Further mechanistic studies are needed to elucidate the pathways by which testosterone augments myeloid lineage proliferation and activation. The role of inflammation and coagulation crosstalk in TRT-associated cardiovascular risk should be a focus of translational research.
Additionally, integrating leukocyte subset monitoring into clinical practice could refine patient selection and inform therapeutic decisions, such as dosage adjustments or concurrent antithrombotic prophylaxis.
Conclusion
Testosterone replacement therapy in hypogonadal men with cardiovascular risk increases circulating neutrophils and monocytes, which independently correlate with higher venous thromboembolism and major adverse cardiovascular event risk. This evidence underscores the imperative for clinicians to monitor leukocyte profiles alongside conventional risk factors when managing TRT. Balancing symptomatic benefit with thrombovascular risk requires personalized assessment and may influence TRT prescribing and follow-up protocols.

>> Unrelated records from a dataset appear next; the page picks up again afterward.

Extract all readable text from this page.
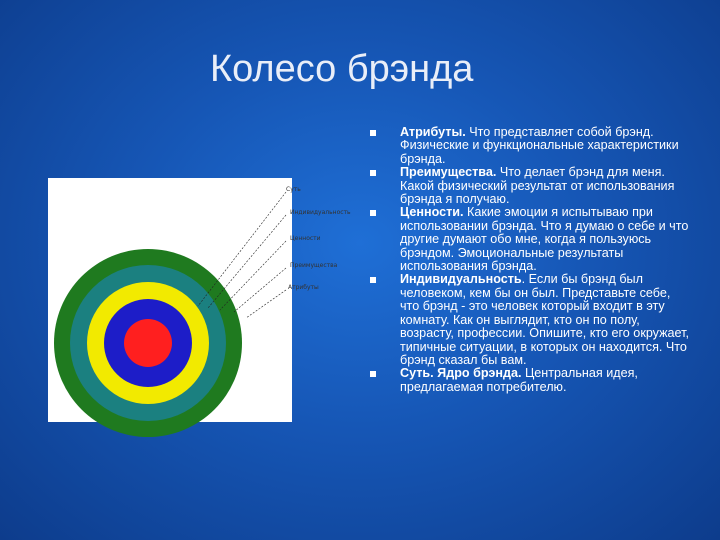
Колесо брэнда
Суть
Индивидуальность
Ценности
Преимущества
Атрибуты

Атрибуты. Что представляет собой брэнд. Физические и функциональные характеристики брэнда.

Преимущества. Что делает брэнд для меня. Какой физический результат от использования брэнда я получаю.

Ценности. Какие эмоции я испытываю при использовании брэнда. Что я думаю о себе и что другие думают обо мне, когда я пользуюсь брэндом. Эмоциональные результаты использования брэнда.

Индивидуальность. Если бы брэнд был человеком, кем бы он был. Представьте себе, что брэнд - это человек который входит в эту комнату. Как он выглядит, кто он по полу, возрасту, профессии. Опишите, кто его окружает, типичные ситуации, в которых он находится. Что брэнд сказал бы вам.

Суть. Ядро брэнда. Центральная идея, предлагаемая потребителю.
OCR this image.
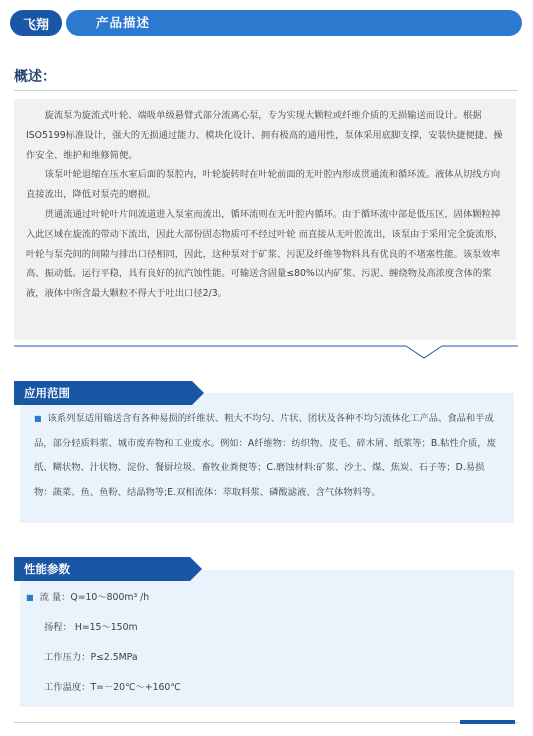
飞翔	产品描述
概述：

旋流泵为旋流式叶轮、端吸单级悬臂式部分流离心泵，专为实现大颗粒或纤维介质的无损输送而设计。根据ISO5199标准设计，强大的无损通过能力、模块化设计、拥有极高的通用性，泵体采用底脚支撑，安装快捷便捷、操作安全、维护和维修简便。

该泵叶轮退缩在压水室后面的泵腔内，叶轮旋转时在叶轮前面的无叶腔内形成贯通流和循环流。液体从切线方向直接流出，降低对泵壳的磨损。

贯通流通过叶轮叶片间流道进入泵室而流出，循环流则在无叶腔内循环。由于循环流中部是低压区，固体颗粒掉入此区域在旋流的带动下流出，因此大部份固态物质可不经过叶轮 而直接从无叶腔流出，该泵由于采用完全旋流形，叶轮与泵壳间的间隙与排出口径相同，因此，这种泵对于矿浆、污泥及纤维等物料具有优良的不堵塞性能。该泵效率高、振动低、运行平稳，具有良好的抗汽蚀性能。可输送含固量≤80%以内矿浆、污泥、缠绕物及高浓度含体的浆液，液体中所含最大颗粒不得大于吐出口径2/3。

应用范围
■ 该系列泵适用输送含有各种易损的纤维状、粗大不均匀、片状、团状及各种不均匀流体化工产品、食品和半成品，部分轻质料浆、城市废弃物和工业废水。例如：A纤维物：纺织物、皮毛、碎木屑、纸浆等；B.粘性介质，废纸、糊状物、汁状物、淀份、餐厨垃圾、畜牧业粪便等；C.磨蚀材料:矿浆、沙土、煤、焦炭、石子等；D.易损物：蔬菜、鱼、鱼粉、结晶物等;E.双相流体：萃取料浆、磷酸滤液、含气体物料等。
性能参数
■ 流 量：Q=10～800m³ /h
扬程： H=15～150m
工作压力：P≤2.5MPa
工作温度：T=－20℃～+160℃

Future research should aim to delineate molecular mechanisms, identify predictive biomarkers for adverse events, and develop guidelines to optimize TRT safety in this high-risk population.
References
- Gagliano-Jucá T, Pencina KM, Shang YV, Travison TG, Lincoff AM, Nissen SE, Artz AS, Li X, Chan A, Patel R, Miller MG, Bhasin S. Association of testosterone-induced increase in neutrophil and monocyte counts with thromboembolic events: The TRAVERSE trial. Am Heart J. 2025 Oct;288:77-88. doi: 10.1016/j.ahj.2025.04.004. PMID: 40246046; PMCID: PMC12145252.

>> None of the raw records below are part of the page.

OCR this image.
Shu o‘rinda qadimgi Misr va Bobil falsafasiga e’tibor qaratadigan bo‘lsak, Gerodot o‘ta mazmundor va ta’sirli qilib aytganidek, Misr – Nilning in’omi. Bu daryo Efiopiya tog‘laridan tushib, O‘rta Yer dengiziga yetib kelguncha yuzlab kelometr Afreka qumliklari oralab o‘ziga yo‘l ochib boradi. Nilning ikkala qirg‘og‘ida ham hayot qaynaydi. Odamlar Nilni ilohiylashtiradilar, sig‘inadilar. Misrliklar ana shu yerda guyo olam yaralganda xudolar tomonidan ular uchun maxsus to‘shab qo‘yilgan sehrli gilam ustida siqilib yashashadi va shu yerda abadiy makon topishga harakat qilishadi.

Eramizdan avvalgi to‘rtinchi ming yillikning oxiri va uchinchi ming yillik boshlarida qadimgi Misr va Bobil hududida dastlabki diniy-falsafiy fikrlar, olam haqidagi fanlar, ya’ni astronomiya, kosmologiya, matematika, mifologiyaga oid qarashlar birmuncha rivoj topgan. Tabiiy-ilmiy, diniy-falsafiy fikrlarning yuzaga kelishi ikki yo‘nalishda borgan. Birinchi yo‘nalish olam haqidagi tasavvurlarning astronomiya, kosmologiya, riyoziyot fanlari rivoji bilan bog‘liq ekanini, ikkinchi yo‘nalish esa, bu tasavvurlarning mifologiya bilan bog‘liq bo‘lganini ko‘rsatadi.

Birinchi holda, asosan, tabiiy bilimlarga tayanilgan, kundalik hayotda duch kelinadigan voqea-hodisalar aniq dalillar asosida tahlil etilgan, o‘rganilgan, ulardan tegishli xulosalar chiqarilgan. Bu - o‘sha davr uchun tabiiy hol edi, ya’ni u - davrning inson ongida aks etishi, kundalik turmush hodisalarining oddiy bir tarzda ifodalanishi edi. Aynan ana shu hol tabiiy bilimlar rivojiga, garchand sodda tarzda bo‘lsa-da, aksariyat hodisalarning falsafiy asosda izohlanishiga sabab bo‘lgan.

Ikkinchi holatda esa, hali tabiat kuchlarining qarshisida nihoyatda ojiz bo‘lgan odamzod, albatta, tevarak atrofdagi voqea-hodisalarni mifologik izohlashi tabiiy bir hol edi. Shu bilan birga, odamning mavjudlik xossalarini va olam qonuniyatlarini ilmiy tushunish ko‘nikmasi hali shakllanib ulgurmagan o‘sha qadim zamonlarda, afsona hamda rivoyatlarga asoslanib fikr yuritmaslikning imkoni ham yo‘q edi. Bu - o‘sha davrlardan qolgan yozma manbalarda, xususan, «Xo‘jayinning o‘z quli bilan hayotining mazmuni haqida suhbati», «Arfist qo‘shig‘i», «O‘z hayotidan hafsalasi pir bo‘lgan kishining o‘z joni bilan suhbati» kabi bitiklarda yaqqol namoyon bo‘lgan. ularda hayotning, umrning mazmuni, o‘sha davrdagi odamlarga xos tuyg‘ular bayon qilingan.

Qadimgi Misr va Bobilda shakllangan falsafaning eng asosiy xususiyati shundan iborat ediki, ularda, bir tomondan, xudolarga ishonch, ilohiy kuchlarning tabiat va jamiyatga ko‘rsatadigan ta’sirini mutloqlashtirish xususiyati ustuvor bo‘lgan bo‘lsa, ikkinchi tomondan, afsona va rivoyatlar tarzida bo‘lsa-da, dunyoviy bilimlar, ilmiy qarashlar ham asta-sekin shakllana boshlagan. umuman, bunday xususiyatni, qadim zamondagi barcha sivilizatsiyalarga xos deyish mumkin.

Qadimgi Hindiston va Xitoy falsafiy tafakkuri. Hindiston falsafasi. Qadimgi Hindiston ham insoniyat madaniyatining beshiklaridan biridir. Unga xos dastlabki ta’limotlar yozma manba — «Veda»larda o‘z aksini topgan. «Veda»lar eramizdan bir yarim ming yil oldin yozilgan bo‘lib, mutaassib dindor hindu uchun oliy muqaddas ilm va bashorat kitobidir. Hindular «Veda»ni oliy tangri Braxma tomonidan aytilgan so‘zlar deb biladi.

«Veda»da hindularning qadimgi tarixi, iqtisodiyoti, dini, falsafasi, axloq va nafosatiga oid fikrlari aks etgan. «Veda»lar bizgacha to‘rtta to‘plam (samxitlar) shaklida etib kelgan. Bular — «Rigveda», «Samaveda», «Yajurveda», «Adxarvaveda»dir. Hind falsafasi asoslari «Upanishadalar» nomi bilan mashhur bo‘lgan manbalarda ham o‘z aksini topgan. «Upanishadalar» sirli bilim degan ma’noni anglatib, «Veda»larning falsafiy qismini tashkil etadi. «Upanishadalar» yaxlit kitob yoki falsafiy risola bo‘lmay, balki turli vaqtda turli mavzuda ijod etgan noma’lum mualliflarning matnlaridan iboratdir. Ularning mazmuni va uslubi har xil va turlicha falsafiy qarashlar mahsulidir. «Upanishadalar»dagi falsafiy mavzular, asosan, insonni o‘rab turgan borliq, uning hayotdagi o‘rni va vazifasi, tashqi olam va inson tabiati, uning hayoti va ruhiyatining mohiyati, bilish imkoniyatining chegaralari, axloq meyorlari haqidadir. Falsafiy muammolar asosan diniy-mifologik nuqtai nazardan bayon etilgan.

- Cirillo F, et al. Testosterone replacement therapy can increase circulating endothelial progenitor cell number in men with late onset hypogonadism. Andrology. 2013 Jul;1(4):563-9. doi: 10.1111/j.2047-2927.2013.00086.x. PMID: 23653307.
- Salonen R, et al. Leukocyte counts and risk of cardiovascular disease: A systematic review and meta-analysis. J Clin Atheroscler. 2023;11(2):45-57.
- Traish AM, et al. Testosterone and cardiovascular disease: challenges and controversies. J Endocrinol. 2020;245(1):37-52.